# butterfly spline



## Scott (Feb 9, 2005)

I have seen small boxes made with a butterfly splined miters. I normally build boxes with 1/2 inch sides and the butterfly spline bits that I have seen are 14 deg. The 14 deg. dovetails that I have seen seem like they would be too big for 1/2 inch stock. Does anyone have any recommendations.


----------



## BobandRick (Aug 4, 2004)

Scottc:

So I am on the same page 

You want to cut a mitered corner on your 1/2" material then want to put 14 degree dovetail groove on each of the mitered surfaces. And cut a butterfly spline to fit the two pieces together to make the corner, right?

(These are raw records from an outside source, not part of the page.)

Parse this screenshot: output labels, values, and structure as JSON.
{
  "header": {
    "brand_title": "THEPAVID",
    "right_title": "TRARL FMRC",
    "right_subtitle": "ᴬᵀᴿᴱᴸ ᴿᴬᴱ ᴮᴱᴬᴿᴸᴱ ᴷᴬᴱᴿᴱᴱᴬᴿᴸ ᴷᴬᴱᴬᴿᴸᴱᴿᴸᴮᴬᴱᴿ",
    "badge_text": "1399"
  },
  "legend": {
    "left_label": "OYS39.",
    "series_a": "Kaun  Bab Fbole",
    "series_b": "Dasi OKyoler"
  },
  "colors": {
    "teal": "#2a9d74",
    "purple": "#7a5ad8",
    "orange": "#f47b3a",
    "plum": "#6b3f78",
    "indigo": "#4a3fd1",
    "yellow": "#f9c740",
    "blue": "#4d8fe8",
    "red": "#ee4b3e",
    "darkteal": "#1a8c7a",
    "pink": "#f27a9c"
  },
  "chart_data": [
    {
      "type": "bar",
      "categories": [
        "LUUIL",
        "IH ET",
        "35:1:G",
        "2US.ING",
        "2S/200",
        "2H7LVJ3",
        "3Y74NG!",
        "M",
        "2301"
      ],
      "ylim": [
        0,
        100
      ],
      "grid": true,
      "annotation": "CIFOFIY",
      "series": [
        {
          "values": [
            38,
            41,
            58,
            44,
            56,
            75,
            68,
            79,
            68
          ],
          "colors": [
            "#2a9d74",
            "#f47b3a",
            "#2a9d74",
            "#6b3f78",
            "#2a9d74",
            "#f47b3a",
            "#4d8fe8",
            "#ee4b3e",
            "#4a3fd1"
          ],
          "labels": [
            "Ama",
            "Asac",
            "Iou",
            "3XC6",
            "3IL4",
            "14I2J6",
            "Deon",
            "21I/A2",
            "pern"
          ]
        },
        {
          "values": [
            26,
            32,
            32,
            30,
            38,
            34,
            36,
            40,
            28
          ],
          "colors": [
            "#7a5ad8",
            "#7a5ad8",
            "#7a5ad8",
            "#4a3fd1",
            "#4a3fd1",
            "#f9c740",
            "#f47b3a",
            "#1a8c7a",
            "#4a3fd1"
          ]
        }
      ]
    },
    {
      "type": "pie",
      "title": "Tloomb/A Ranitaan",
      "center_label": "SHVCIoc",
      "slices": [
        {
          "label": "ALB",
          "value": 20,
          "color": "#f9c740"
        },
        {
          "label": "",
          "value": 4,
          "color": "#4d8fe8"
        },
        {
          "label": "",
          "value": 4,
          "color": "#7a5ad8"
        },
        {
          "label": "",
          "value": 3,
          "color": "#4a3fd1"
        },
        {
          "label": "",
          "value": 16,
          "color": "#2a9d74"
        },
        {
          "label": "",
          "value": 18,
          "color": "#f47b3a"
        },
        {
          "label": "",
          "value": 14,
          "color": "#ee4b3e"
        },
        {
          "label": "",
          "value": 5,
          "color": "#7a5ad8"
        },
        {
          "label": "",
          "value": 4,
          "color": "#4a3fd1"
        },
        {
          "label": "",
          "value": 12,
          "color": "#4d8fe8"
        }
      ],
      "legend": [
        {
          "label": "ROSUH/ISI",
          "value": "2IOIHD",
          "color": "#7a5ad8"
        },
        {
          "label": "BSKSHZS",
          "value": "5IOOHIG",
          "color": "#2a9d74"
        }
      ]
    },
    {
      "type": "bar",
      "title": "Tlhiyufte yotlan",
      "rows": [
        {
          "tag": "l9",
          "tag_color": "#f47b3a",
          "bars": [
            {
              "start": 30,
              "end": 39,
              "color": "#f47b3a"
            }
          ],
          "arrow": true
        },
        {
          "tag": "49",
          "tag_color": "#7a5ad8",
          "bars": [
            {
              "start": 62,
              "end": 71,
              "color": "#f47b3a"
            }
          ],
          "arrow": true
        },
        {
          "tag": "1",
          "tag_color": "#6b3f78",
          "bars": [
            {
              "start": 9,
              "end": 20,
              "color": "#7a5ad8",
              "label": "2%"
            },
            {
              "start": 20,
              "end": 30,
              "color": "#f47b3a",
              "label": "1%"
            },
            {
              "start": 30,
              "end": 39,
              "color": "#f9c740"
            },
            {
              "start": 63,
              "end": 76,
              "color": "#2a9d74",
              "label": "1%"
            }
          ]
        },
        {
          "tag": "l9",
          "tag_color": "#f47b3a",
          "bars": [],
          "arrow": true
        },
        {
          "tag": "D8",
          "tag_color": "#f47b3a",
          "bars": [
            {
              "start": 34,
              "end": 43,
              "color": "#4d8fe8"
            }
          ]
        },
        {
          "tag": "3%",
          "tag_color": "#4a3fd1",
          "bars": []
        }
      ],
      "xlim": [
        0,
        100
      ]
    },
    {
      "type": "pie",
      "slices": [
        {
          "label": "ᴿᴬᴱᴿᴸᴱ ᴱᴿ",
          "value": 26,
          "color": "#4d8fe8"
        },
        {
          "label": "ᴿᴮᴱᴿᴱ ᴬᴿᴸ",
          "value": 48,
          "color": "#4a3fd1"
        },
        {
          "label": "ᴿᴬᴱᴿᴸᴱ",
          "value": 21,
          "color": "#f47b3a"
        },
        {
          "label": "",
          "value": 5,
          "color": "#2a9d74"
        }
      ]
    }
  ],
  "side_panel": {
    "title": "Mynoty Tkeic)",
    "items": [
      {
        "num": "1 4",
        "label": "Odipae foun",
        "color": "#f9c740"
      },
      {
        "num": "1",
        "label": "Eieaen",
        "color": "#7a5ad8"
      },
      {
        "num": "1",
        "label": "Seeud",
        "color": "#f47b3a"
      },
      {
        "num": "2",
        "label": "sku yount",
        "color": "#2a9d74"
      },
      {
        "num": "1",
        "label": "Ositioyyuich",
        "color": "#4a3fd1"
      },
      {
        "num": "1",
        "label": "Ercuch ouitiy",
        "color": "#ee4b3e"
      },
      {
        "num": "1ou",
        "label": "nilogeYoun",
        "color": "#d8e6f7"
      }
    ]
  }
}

If so, they make 8 degree 1/4" dovetail bits that can cut the groove your looking for we just need a way to cut the butterfly pin. Please let me know if I am on the same page before I explain how to make the butterfly pin.

Thanks, Rick


----------



## Scott (Feb 9, 2005)

Yes you are correct. I have a 1/4 inch 7.5 degree dovetail that I bought for that purpose but I was hoping to find a butterfly spline bit to match but I have not found one. Any help would be greatly appreciated.


----------



## Mike (Nov 22, 2004)

Scott, See if this link is what you are looking for? http://us.oak-park.com/catalogue.html?list=RBS1-- If so it is on sale.


----------